Creon mentions a number of times that he, as the king, is the state, and thus his laws are to be obeyed. However, ironically enough, the Chorus objects to this. Now the Chorus does play an important role in Greek tragedy, and usually represents what the Greeks call the 'Oklos', or the crowd. Crowd is actually a rather bad translation as my understanding of the Oklos is that it is a crowd that acts as a single entity and has a single mindset. Now, this is not always the case in Greek tragedy as at times the Chorus will split and then argue with itself, in a way representing division amongst the people. It is a shame that we do not actually see Choruses in plays any more (or not playing a major role as they did in Greek drama).
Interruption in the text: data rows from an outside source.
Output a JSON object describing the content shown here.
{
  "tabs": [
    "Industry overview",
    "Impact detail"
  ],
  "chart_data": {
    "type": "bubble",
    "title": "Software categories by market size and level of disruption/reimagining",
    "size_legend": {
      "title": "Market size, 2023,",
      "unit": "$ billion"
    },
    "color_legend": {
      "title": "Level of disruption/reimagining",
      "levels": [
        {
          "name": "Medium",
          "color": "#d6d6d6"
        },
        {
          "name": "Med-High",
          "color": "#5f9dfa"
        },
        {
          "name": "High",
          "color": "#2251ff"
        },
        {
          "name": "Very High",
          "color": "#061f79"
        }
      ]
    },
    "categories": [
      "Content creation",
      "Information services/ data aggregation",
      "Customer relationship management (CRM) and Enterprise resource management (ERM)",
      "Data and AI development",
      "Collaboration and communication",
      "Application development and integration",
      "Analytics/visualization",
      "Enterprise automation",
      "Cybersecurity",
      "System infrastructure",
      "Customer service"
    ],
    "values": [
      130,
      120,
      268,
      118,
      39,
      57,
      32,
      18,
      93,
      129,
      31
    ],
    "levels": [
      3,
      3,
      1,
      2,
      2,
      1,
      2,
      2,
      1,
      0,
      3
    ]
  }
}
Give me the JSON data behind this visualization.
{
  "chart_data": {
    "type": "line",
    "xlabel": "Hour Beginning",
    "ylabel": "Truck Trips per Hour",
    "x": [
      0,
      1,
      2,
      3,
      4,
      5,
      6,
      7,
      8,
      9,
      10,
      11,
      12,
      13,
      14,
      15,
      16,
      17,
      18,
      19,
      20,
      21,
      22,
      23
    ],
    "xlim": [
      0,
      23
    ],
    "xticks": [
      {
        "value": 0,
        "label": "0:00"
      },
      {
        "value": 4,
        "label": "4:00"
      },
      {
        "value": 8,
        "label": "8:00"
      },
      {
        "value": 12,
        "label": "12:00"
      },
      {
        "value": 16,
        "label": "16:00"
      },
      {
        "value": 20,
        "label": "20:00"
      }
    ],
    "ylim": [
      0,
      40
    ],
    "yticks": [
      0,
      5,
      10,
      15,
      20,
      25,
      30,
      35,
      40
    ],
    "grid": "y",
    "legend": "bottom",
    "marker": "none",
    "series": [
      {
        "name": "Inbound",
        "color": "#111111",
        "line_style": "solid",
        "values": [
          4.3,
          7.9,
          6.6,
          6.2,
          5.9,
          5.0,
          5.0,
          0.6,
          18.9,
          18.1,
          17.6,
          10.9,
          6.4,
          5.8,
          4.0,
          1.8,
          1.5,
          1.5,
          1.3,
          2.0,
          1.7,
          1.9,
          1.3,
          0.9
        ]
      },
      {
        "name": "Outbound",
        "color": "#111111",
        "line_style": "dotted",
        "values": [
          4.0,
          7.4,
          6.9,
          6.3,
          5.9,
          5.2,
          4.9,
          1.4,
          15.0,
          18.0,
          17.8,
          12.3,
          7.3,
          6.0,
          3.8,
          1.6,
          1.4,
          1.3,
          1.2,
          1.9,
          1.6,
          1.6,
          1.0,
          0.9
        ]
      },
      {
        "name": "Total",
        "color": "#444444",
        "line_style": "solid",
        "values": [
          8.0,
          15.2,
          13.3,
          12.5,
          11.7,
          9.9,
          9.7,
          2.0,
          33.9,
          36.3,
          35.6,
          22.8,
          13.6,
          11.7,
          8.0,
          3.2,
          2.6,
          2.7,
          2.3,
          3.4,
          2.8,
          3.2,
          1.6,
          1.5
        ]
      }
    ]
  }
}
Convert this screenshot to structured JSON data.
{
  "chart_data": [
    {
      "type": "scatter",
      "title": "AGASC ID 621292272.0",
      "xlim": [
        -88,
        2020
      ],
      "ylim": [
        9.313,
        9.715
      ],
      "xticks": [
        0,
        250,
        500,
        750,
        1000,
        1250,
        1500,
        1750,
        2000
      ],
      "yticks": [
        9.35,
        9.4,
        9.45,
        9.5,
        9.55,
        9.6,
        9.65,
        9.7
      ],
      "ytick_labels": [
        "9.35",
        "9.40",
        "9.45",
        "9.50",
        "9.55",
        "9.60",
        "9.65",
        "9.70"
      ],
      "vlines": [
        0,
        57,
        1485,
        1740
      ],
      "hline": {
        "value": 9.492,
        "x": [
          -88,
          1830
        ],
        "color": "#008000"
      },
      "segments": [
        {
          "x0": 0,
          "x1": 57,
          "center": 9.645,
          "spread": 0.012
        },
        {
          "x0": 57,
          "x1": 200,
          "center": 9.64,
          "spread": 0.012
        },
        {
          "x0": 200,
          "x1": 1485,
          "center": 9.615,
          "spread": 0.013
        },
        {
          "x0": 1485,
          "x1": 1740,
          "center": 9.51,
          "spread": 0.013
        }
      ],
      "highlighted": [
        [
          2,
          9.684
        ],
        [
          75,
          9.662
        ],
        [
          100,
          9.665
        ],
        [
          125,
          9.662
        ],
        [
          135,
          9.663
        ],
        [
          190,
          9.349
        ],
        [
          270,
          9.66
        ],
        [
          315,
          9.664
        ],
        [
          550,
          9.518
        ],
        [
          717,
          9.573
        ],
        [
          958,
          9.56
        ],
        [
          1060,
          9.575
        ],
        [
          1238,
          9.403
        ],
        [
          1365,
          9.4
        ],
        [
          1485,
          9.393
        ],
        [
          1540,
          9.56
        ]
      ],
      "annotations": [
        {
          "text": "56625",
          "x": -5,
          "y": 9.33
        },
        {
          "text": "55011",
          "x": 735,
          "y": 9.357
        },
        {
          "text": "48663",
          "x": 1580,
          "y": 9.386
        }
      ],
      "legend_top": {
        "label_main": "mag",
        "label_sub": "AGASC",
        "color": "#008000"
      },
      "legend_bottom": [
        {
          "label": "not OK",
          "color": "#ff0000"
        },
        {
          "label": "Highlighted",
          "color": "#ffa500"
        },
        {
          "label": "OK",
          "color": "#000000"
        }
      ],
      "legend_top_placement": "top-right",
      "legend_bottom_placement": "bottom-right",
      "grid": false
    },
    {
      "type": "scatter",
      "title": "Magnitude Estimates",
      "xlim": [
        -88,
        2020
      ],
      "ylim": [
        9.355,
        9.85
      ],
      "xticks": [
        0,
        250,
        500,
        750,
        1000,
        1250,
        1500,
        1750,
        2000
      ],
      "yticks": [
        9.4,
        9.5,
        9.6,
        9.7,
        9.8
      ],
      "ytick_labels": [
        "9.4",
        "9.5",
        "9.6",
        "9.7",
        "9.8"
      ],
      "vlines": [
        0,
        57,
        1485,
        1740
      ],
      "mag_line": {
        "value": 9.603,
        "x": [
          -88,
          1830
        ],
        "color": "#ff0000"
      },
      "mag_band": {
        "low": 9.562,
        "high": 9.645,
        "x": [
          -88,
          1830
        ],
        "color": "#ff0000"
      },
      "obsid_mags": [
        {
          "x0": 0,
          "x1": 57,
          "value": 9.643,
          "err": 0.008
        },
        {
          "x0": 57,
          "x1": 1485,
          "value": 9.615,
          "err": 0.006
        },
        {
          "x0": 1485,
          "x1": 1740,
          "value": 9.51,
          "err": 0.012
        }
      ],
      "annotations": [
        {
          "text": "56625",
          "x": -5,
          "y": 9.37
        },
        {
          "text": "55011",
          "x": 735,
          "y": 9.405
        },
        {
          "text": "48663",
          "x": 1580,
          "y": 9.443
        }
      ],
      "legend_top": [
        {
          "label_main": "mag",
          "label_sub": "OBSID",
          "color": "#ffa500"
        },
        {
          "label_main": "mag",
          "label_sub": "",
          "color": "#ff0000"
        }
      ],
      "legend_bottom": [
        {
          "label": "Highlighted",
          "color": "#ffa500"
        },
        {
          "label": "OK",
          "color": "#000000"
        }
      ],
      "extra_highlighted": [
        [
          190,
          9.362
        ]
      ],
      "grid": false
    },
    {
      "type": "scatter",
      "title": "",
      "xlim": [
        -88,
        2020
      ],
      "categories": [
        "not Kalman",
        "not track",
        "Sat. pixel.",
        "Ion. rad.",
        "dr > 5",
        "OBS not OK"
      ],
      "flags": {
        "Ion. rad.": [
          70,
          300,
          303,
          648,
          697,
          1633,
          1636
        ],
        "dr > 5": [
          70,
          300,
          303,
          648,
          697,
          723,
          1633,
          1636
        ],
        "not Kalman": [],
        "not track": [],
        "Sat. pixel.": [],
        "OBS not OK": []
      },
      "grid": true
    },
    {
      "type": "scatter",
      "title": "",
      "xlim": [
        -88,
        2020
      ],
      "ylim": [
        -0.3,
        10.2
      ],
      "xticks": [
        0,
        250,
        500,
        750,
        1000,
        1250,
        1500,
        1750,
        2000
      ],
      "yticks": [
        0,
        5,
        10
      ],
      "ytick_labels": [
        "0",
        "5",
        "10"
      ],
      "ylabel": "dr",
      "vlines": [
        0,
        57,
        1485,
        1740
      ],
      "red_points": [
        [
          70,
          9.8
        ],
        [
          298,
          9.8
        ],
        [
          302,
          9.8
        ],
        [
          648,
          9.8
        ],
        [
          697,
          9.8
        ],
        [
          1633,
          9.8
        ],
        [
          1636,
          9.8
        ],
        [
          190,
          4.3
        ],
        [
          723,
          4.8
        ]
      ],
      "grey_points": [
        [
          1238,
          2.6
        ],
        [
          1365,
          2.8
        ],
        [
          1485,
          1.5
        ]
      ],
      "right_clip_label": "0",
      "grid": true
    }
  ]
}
Now Creon, having become king, has pretty much become corrupted by power. Yet I am not entirely convinced that it is corruption at such an early stage of his reign. In a way, he is the new king, and he wants to stamp his authority on the city, or, as the Greeks called it, the Polis (I won't go into details of the meaning of this word as I have already spent too much time translating Oklos). For him to be disobeyed will suggest that he does not actually have the character to be a king. A king that is not obeyed and not respected is not actually a king because he has no authority. As such Creon wants to make sure that his authority sticks so when this law is broken he is forced to act. However, he is not caught in a dilemma deciding whether it is right to punish Antigone or not - he has already made up his mind, set the path that he wants to travel, and travels down it. However, it ends very, very badly for him, and this is emphasised at the conclusion when the prophet Tiresieus arrives and passes on the message from the gods. He has acted against the proper way and is now to be punished and there is no way to escape from it.
I recently saw a performance of this play (which was cool because I hardly see any Greek plays being produiced) and have written my thoughts on the performance, and the play as a whole, on my blog.